The first is that crypt does not support hashes, so you'll always get UNSUPPORTED in rclone md5sum. The storage backend may store hashes, but these will be of the encrypted data.

You can use rclone cryptcheck to check these as you've discovered.

The other bit of the puzzle is how files get uploaded to azure blob. Files below this size

  --azureblob-upload-cutoff SizeSuffix   Cutoff for switching to chunked upload (<= 256MB). (default 256M)

Will get uploaded in a single chunk and will have a checksum. Files above that size will only have an MD5 checksum if the source backend has an MD5 checksum, otherwise rclone would have to read the entire file to calculate the checksum first. When uploading a crypt file it does not have a source checksum even if the source backend does as what is needed here is the encrypted md5sum which we haven't generated yet. To generate it we'd need to read the whole file, encrypt it and md5sum it.
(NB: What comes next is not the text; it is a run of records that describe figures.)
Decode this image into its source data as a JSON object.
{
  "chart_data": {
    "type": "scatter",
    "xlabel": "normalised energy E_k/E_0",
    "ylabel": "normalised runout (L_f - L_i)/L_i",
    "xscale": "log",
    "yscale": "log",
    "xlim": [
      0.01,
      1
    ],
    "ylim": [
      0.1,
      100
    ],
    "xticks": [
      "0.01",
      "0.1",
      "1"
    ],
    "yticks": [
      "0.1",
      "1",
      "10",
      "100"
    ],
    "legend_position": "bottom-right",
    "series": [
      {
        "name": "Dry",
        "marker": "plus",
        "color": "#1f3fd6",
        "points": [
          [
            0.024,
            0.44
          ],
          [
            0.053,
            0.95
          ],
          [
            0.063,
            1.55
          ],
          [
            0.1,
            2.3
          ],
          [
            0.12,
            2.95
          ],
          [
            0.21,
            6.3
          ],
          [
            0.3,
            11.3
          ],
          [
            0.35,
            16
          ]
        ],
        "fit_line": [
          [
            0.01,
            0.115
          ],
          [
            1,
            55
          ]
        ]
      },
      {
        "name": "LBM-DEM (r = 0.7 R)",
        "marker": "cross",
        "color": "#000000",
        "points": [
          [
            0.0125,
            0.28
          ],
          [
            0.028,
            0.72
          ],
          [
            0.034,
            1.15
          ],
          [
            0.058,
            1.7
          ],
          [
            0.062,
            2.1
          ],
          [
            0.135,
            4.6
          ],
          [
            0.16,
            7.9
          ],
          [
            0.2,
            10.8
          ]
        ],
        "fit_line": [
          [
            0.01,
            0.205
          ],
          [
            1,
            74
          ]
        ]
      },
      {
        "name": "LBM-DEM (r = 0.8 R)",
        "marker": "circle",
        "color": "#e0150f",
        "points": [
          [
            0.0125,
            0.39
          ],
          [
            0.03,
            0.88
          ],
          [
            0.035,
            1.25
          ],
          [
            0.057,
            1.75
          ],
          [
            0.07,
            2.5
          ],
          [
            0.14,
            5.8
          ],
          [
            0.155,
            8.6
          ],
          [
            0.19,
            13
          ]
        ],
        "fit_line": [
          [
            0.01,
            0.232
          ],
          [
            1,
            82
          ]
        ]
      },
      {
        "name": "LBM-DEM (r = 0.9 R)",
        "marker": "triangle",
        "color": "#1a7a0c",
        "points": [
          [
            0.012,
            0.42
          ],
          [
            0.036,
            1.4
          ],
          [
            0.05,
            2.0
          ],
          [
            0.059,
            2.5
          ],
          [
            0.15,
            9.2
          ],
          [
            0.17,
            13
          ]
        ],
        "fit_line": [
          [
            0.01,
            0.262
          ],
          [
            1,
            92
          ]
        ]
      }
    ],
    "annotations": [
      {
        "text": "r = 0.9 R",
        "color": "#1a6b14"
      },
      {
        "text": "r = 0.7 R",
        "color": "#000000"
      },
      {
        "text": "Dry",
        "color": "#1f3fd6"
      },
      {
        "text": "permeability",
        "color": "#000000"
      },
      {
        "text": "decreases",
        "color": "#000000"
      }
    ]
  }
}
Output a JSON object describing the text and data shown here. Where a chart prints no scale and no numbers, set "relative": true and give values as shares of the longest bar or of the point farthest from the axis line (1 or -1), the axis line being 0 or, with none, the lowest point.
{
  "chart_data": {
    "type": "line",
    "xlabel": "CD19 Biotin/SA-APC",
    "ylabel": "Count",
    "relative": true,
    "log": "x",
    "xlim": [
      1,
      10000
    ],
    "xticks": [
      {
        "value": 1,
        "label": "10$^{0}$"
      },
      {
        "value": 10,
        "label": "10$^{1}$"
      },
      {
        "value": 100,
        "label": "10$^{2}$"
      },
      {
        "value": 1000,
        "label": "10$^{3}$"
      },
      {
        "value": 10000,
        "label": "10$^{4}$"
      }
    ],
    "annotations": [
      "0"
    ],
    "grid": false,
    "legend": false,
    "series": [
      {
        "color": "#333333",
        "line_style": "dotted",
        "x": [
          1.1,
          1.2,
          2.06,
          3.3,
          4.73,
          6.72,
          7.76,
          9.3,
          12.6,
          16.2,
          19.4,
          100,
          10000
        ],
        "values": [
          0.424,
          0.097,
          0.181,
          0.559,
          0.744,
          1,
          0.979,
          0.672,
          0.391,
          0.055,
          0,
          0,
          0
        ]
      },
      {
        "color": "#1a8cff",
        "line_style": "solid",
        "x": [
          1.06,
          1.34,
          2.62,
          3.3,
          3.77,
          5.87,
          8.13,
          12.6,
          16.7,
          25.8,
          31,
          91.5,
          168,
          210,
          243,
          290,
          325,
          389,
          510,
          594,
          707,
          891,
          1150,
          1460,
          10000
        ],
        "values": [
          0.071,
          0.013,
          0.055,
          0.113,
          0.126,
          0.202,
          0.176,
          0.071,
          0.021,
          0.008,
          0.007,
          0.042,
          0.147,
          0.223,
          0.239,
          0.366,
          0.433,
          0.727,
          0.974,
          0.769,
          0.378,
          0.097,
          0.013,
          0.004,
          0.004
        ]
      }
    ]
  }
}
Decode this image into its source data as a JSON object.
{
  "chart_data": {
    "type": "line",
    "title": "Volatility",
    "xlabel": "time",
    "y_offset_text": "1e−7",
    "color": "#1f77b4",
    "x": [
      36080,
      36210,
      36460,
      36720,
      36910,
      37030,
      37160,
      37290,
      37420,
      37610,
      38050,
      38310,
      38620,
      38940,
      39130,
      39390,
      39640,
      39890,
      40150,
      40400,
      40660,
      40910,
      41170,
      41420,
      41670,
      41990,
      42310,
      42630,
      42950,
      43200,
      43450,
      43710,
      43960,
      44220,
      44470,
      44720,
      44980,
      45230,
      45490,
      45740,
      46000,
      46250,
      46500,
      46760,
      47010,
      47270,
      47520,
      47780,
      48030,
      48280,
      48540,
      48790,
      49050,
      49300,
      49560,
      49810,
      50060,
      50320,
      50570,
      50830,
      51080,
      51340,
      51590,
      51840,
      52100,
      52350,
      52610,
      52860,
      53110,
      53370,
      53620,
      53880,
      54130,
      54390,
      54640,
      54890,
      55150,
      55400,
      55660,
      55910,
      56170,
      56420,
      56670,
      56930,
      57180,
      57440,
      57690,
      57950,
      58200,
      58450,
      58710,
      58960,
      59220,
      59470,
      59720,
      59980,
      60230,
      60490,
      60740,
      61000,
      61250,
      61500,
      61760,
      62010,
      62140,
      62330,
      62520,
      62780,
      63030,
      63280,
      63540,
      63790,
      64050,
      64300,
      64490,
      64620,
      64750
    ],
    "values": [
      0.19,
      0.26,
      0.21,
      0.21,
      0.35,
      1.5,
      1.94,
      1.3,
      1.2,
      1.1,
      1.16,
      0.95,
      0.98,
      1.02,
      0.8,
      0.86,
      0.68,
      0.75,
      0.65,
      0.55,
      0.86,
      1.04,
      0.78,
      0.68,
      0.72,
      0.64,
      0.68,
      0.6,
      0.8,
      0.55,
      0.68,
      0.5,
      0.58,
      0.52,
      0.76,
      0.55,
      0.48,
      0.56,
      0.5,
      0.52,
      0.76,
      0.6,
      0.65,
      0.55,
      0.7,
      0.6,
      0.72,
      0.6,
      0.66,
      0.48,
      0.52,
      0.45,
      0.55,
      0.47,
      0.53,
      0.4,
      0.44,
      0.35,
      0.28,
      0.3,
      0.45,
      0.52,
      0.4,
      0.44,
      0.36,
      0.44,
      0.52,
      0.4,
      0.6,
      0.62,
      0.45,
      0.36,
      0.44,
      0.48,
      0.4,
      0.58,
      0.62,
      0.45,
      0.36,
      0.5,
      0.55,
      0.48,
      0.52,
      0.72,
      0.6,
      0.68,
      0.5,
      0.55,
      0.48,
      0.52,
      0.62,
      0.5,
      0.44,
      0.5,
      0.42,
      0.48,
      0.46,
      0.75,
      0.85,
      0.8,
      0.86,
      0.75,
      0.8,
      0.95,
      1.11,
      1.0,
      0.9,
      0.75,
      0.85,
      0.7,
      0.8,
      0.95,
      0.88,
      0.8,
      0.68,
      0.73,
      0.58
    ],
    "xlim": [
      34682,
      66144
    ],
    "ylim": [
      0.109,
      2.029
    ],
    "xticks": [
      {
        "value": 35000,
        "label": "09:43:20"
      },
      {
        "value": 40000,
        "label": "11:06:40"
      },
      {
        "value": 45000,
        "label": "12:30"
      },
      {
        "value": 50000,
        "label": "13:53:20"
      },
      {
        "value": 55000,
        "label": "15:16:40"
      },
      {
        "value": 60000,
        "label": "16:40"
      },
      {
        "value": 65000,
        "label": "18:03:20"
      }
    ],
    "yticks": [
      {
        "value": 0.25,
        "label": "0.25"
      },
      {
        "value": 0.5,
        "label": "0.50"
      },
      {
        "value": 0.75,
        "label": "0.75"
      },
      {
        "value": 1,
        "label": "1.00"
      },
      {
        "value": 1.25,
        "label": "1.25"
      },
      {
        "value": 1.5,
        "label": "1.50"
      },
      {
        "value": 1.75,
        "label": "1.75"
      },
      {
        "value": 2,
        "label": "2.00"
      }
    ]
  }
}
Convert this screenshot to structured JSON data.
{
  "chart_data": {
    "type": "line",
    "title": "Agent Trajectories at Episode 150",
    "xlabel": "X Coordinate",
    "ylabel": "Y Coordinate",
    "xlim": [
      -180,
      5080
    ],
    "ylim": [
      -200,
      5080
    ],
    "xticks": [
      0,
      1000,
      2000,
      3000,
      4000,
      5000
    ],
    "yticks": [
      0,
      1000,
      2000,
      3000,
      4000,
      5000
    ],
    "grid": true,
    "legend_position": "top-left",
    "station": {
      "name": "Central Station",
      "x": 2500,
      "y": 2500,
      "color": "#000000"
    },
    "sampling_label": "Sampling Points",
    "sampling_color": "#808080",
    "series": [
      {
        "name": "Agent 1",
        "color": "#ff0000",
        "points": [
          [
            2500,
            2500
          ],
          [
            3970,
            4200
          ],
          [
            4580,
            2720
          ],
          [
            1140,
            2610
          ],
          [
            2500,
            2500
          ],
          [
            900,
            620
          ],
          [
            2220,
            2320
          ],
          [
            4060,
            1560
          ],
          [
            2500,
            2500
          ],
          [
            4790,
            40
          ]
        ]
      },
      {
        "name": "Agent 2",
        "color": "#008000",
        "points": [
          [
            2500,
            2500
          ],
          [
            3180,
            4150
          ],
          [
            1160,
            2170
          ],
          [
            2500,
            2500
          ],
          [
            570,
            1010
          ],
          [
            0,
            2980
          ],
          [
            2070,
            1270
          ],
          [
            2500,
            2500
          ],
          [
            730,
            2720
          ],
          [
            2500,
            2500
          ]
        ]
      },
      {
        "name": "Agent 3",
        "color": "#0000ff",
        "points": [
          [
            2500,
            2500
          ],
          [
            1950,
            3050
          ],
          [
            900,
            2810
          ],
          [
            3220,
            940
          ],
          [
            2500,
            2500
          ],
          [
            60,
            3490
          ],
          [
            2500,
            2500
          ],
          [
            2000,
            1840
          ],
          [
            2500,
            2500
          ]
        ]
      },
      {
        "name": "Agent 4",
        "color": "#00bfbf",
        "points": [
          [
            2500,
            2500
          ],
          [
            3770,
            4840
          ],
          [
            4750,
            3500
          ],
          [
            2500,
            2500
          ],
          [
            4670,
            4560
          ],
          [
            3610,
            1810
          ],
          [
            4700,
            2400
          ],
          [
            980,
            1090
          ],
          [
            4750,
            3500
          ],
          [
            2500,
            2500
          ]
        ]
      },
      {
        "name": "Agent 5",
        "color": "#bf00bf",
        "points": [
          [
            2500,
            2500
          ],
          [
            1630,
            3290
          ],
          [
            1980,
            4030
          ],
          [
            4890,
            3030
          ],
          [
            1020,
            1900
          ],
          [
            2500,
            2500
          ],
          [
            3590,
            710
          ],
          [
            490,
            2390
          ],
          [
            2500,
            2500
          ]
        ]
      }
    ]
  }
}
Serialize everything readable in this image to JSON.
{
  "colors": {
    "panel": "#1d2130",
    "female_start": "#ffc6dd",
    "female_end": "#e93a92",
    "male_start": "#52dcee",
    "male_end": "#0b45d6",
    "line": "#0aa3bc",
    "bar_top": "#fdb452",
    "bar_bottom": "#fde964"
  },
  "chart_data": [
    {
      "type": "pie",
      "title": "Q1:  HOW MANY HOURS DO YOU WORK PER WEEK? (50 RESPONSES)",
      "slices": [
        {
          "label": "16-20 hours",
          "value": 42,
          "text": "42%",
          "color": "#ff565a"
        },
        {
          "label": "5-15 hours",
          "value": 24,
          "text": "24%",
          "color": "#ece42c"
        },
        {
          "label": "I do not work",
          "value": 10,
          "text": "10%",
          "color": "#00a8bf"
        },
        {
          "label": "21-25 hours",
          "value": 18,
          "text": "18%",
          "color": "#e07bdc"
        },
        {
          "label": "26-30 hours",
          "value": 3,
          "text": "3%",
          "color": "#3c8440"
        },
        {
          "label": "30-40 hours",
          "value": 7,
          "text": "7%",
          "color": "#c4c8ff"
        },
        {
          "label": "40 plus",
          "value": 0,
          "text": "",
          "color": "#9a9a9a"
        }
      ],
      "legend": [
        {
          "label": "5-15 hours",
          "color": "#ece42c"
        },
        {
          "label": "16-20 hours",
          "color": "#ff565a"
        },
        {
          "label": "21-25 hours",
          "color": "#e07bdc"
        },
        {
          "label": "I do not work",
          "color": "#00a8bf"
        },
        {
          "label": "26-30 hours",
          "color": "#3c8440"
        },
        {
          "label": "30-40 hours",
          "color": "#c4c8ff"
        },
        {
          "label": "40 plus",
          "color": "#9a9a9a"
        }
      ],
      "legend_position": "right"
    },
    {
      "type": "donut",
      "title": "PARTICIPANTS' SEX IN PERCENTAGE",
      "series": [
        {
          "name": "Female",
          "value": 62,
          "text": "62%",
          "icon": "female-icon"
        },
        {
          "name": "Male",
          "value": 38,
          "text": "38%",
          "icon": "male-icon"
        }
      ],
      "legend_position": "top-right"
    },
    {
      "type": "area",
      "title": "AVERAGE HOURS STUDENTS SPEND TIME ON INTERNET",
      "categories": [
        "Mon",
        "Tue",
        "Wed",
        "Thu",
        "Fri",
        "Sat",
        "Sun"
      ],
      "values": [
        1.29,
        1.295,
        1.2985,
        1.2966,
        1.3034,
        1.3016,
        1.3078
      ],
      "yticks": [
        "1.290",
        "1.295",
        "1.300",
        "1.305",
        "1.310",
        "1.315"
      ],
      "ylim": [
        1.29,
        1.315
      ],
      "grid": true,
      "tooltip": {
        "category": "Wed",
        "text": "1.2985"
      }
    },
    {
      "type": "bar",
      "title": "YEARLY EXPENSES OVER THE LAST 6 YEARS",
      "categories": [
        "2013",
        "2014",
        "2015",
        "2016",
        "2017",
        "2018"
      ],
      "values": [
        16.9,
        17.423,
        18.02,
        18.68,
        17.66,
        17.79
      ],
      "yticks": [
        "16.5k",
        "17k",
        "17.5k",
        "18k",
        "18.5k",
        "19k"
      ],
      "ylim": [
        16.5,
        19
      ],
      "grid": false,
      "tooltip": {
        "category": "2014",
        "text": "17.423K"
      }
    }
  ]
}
The thing with the chunk-size I'm not 100% sure about - is one of your files exactly the size of the default chunk size?

Hopefully that explains why you are seeing what you are seeing.

Unfortunately you can't set --azureblob-upload-cutoff any bigger - 256MB is the biggest it can be.

This is a little unfortunate. Maybe crypt should generate hashes on demand for local files during uploads when asked - it would be possible to do this using very little memory, just the IO to read the file and the CPU to encrypt and hash it (this is pretty much what the local backend does when asked for an md5sum anyway). Azure Blob isn't the only backend to work like this.

Thoughts?

This topic was automatically closed 90 days after the last reply. New replies are no longer allowed.